If the aorta diseases are manifested at the inferior part of the aorta, than a surgical intervention is recommended as soon as possible, in order to avoid further brain and cardiac problems. The diagnosis is made with a clinic exam, and the ultrasound exam. In some situations, several other investigations might be required.
The Marfan syndrome is one of the aorta diseases that are inherited from ill parents. In this case, the tissue around the aorta has an abnormal look, with a low resistance. the conjunctive tissue that is mostly affected by this condition is a part of the structure of many organs, so the problem is severe.

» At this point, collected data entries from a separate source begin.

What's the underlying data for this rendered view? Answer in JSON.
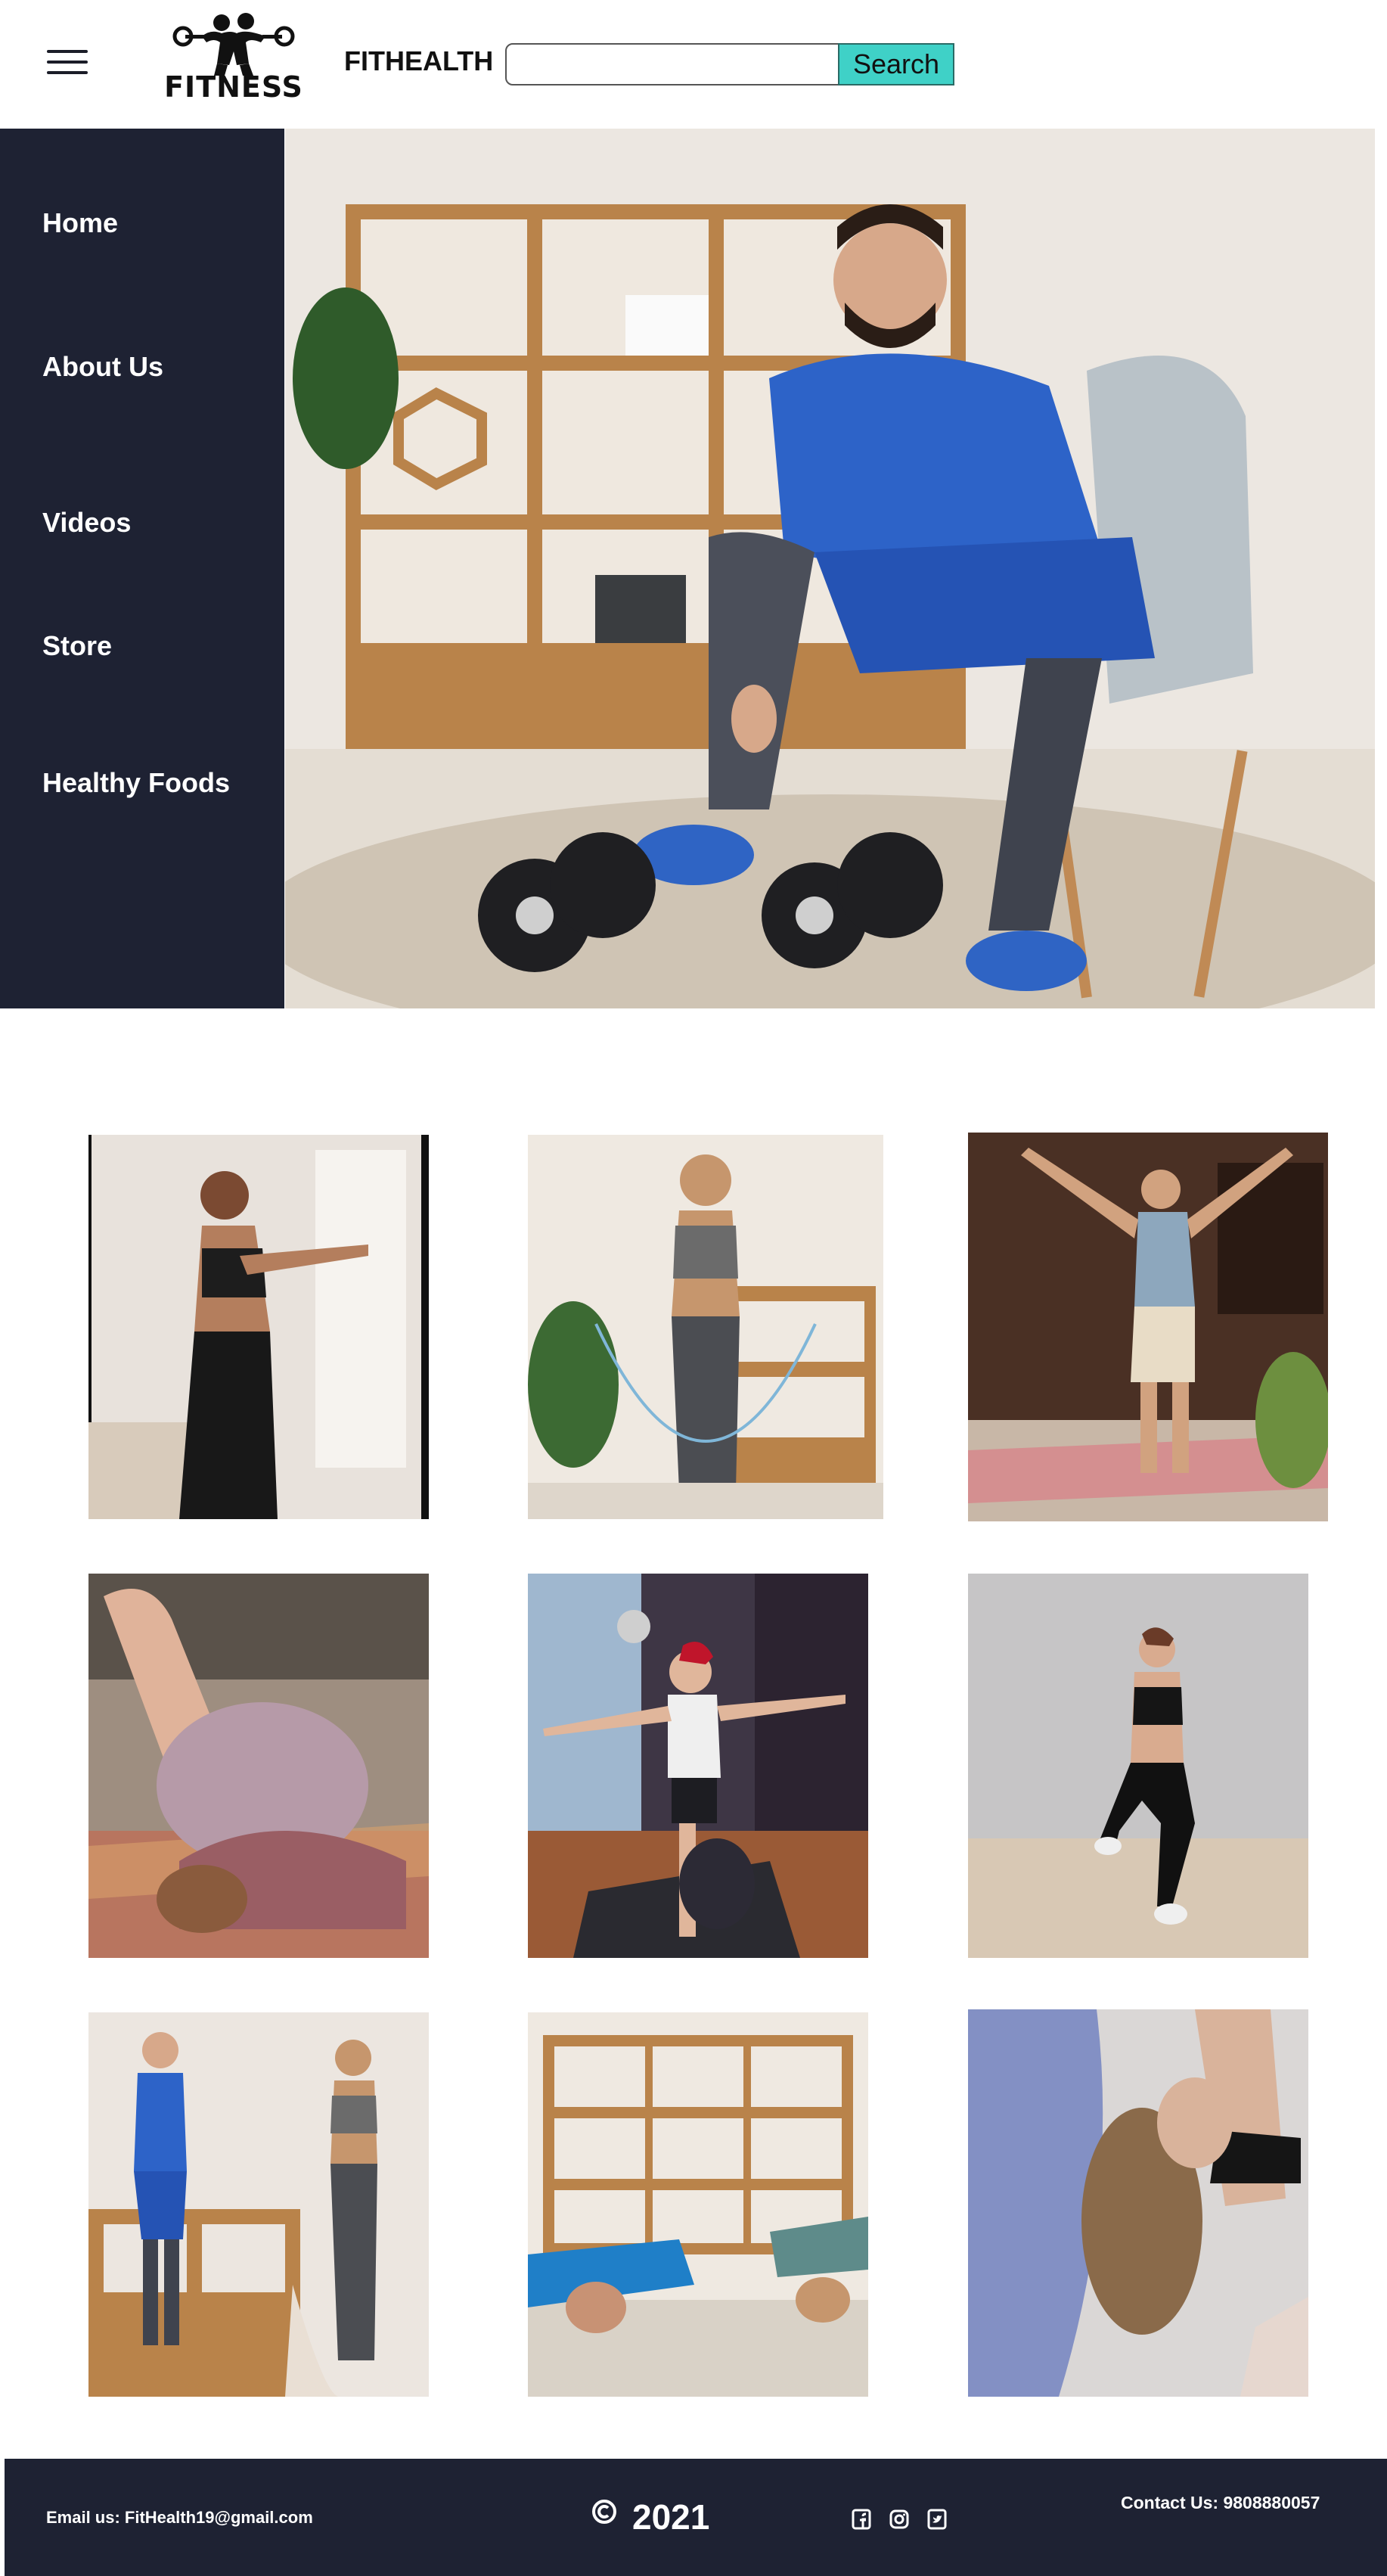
{
  "header": {
    "logo_text": "FITNESS",
    "brand_title": "FITHEALTH",
    "search": {
      "placeholder": "",
      "button_label": "Search"
    }
  },
  "sidebar": {
    "items": [
      {
        "label": "Home"
      },
      {
        "label": "About Us"
      },
      {
        "label": "Videos"
      },
      {
        "label": "Store"
      },
      {
        "label": "Healthy Foods"
      }
    ]
  },
  "gallery": {
    "images": [
      "woman-stretching-photo",
      "woman-jump-rope-photo",
      "man-arms-raised-photo",
      "woman-yoga-plough-photo",
      "man-balance-pose-photo",
      "woman-lunge-photo",
      "couple-talking-photo",
      "couple-pushups-photo",
      "woman-backbend-photo"
    ]
  },
  "footer": {
    "email": "Email us: FitHealth19@gmail.com",
    "year": "2021",
    "contact": "Contact Us: 9808880057",
    "social_icons": [
      "facebook-icon",
      "instagram-icon",
      "twitter-icon"
    ]
  },
  "colors": {
    "sidebar_bg": "#1e2233",
    "footer_bg": "#1e2233",
    "search_button": "#3fd1c7"
  }
}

The patients suffering from the Marfan syndrome are tall, with long arms, long and elastic fingers. The patients suffering from those aorta diseases could also suffer from eye problems. those aorta diseases are developed since early ages, and the aneurism must be removed as soon as possible. People suffering from the Marfan syndrome must remove the aneurism with a surgical intervention as soon as the aneurism reaches 45 millimeters. This is one of the most complex heart interventions, and it supposes the replacement of the aorta and other organs around it.
Tips and comments
No matter what kind of aorta diseases you might suffer from, it is important to realize the problem as soon as possible. Unfortunately, we are talking about complicated diseases, and you will have to find the best surgeon possible, and a professional clinic for recovery.